Workers killed in Istanbul construction fire ‘secondarily responsible’ for their death: Expert report
İsmail Saymaz ISTANBUL / Radikal
DHA Photo
An expert report has suggested that workers killed in a fire at an Istanbul shopping mall construction site in 2012 were secondarily responsible for their own death, as a new court hearing into the fire was held on June 6.A total of 11 workers were killed inside tents at the construction site of the Marmara Park shopping mall in Istanbul’s Esenyurt district, after a fire swept through the site, engulfing the workers as they slept.
The workers had reportedly been asked to take sponge beds out of their tents. When later told to bring the beds back inside, they piled the beds on a bunk next to the tent’s only door, which made it difficult to enter and exit the tent. When the fire erupted, the beds slipped and closed the door and the workers were unable to leave their tents, according to the report.
The workers were partly at fault in the incident as they blocked the entrance with the sponge beds during the fire, the report added.
“The workers risked their lives by piling the burnable sponge beds in the doorway and subsequently they died,” stated the report, prepared by work safety inspector Cafer Tekbaş, legal expert Süleyman Ayhan, and Prof. Seyhan Fırat.

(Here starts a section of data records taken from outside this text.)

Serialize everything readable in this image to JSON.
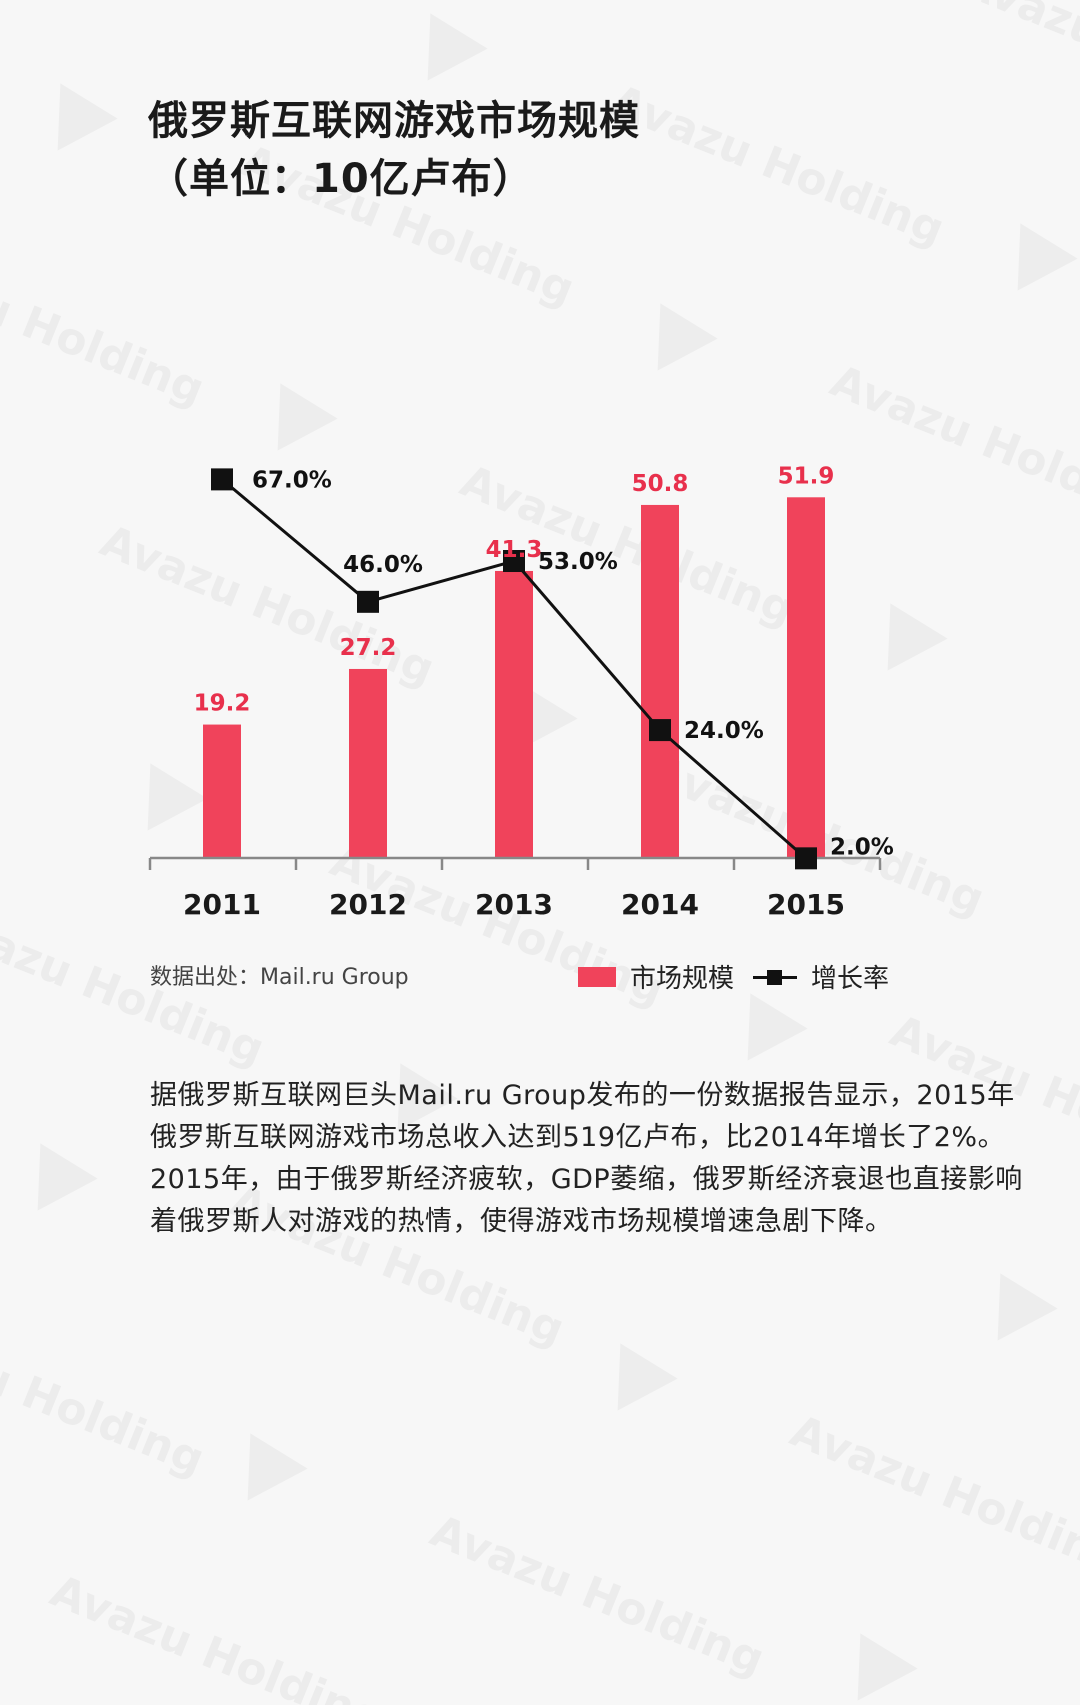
{
  "title": {
    "line1": "俄罗斯互联网游戏市场规模",
    "line2": "（单位：10亿卢布）"
  },
  "watermark": {
    "text": "Avazu Holding"
  },
  "source": "数据出处：Mail.ru Group",
  "legend": {
    "bar_label": "市场规模",
    "line_label": "增长率"
  },
  "colors": {
    "bar": "#f0435b",
    "line": "#111111",
    "value_label": "#e8304c"
  },
  "chart_data": {
    "type": "bar",
    "categories": [
      "2011",
      "2012",
      "2013",
      "2014",
      "2015"
    ],
    "series": [
      {
        "name": "市场规模",
        "type": "bar",
        "values": [
          19.2,
          27.2,
          41.3,
          50.8,
          51.9
        ],
        "labels": [
          "19.2",
          "27.2",
          "41.3",
          "50.8",
          "51.9"
        ]
      },
      {
        "name": "增长率",
        "type": "line",
        "values": [
          67.0,
          46.0,
          53.0,
          24.0,
          2.0
        ],
        "labels": [
          "67.0%",
          "46.0%",
          "53.0%",
          "24.0%",
          "2.0%"
        ]
      }
    ],
    "grid": false,
    "legend_position": "bottom-right"
  },
  "paragraph": "据俄罗斯互联网巨头Mail.ru Group发布的一份数据报告显示，2015年俄罗斯互联网游戏市场总收入达到519亿卢布，比2014年增长了2%。2015年，由于俄罗斯经济疲软，GDP萎缩，俄罗斯经济衰退也直接影响着俄罗斯人对游戏的热情，使得游戏市场规模增速急剧下降。"
}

The number one cause of the fire was the unsafe condition of the tents, the report also stated, finding the construction company, Kaldem İnşaat, guilty for this situation.

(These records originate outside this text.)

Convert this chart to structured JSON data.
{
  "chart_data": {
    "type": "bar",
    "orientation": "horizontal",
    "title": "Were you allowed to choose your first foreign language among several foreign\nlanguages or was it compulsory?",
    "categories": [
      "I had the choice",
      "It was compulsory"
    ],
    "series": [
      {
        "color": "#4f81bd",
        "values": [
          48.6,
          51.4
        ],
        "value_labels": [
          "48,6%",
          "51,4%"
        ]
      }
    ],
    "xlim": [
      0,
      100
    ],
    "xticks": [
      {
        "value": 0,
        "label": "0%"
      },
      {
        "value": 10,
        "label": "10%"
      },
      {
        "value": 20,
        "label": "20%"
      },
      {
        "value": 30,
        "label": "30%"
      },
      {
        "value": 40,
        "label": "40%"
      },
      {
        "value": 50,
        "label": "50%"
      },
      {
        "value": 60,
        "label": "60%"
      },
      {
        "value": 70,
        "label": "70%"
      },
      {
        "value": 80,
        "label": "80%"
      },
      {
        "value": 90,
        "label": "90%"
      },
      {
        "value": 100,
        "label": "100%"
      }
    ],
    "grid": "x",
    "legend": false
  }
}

The tents were covered by easily burnable plastics and the fact that they had only one exit was “unacceptable,” the report added.
The electric heaters used in tents, the lamps placed close to the beds and electric cables could have been the primary cause of the fire, it also said.
The manager of the construction site, Abdullah Altun was identified as the primary person responsible for the accident, while work safety coordinator Cem Yıllar, electrical installer Şaban Bakırcı, company official Kadir Altun, who had a role in piling the beds next to the doors, and Erdal Gümüş, who was site manager of subcontractor company, were all identified as secondary individuals responsible.